In Miike’d Up, I will be attempting to watch the entirety of Takashi Miike’s filmography in chronological order, or at least as much of it as is feasibly possible.

Reviewed on Letterboxd 10/29/22

Miike’d Up: An [Incomplete] Prologue

Shinjuku Outlaw (1994)

The tough thing about trying to watch Miike’s early films is that a lot of them simply aren’t available with English subtitles, so I unfortunately had to skip over quite a few to continue on with my Miike’d Up journey. 

While Shinjuku Outlaw seems like a pretty basic yakuza flick, there’s actually a surprising amount of depth to it once you look past its basic plot. Yomi, a member of the Hiroshima yakuza, is involved in a shootout early on that puts him in a coma, a coma that he’s in for 10 years. When he awakens from this coma, deadset on revenge, he finds that the world has changed, and it’s no longer the Japan he knows; not only has the yakuza changed, but so has the country at large: when he suggests cutting off his friend’s finger to atone for his wrongdoings, he’s laughed at by the opposing yakuza, who have all but moved on from their former code of honor. When he finds himself on a road trip with Tsuji, a member of the yakuza group he’s now bound to, Yomi learns that Tsuji, despite appearances, isn’t actually Japanese; he’s Peruvian (go figure) and was taken in by the yakuza when caught smuggling drugs into the country. 

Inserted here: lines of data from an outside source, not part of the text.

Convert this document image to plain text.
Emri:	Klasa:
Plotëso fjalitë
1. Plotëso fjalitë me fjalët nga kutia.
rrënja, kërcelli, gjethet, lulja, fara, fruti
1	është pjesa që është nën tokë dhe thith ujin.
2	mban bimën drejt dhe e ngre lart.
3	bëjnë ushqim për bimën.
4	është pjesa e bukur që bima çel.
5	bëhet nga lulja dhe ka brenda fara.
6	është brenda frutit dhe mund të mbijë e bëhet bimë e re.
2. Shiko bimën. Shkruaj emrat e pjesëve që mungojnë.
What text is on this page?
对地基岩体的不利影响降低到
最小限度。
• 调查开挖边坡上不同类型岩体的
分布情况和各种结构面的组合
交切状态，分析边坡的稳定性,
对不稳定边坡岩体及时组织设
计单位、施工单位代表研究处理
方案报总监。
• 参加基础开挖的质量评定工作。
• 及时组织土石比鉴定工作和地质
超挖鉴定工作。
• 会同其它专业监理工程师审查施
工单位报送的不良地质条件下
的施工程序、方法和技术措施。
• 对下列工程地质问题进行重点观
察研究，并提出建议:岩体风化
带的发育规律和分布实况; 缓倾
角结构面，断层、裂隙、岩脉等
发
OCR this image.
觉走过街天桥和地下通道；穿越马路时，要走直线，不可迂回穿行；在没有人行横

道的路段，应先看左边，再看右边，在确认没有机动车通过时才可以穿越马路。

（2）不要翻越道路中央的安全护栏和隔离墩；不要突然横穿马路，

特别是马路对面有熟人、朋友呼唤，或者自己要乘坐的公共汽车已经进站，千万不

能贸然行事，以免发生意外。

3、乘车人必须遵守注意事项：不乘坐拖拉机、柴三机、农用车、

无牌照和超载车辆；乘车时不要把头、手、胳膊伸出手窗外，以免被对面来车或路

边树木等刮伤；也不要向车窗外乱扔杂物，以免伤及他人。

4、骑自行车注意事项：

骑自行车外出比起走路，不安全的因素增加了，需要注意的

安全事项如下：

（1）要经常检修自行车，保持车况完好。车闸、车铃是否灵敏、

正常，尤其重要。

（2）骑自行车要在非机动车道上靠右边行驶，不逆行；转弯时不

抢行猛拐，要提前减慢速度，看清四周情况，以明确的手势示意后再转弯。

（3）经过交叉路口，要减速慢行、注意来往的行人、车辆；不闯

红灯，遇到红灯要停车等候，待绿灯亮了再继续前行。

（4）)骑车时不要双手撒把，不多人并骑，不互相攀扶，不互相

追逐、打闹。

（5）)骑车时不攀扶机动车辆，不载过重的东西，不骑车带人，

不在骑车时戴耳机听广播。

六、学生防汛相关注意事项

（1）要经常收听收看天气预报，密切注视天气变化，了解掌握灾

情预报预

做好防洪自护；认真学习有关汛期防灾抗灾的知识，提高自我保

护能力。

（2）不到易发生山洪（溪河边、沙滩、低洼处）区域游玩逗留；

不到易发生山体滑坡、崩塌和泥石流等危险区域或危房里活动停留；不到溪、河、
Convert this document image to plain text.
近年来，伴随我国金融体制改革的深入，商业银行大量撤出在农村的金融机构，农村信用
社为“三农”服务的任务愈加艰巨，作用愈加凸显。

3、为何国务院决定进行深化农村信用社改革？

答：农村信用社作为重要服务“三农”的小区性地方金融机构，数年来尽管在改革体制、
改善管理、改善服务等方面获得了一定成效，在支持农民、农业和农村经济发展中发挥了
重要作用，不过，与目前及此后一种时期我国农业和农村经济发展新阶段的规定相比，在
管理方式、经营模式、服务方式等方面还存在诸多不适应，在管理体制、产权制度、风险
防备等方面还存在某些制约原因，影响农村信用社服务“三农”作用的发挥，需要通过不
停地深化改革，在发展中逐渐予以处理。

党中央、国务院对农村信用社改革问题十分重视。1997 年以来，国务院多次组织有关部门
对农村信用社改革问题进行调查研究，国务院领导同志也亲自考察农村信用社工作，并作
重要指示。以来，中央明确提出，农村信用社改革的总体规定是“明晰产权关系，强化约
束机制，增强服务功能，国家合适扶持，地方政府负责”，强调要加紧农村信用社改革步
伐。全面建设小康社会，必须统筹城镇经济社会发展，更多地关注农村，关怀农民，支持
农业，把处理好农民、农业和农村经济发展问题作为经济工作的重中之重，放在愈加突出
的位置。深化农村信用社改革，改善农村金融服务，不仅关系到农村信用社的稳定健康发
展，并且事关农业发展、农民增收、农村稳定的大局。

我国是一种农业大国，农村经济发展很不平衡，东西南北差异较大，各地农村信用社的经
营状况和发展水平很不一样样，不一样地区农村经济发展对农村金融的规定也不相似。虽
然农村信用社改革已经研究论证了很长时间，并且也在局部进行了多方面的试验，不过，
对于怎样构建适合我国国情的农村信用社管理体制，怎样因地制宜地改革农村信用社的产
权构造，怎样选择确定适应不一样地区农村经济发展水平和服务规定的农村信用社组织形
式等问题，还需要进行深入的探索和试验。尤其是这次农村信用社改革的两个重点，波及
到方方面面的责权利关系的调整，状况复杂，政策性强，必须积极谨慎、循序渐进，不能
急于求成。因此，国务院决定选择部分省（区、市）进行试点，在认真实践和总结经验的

The world has moved on while Yomi was “dead,” and now there’s nothing that ties him to the place — and the life — that he once knew. Any attempts to hold on to the past are depicted as folly, seen clearly in Tsuji’s death; he’s mistaken for Japanese as he’s gunned down (by a Taiwanese man, no less), showing all the good that becoming a member of yesteryear’s yakuza did for him. It’s telling that Yomi battles a foreign group in the film (the Taiwanese mafia), as this only hammers home the point that the times are a-changin’; the danger isn’t just opposing yakuza anymore, but the world at large. Ultimately, it’s little surprise that Yomi doesn’t come out the other side unscathed; a man once dead has little to live for, but this time it seems that his death might actually have been for something.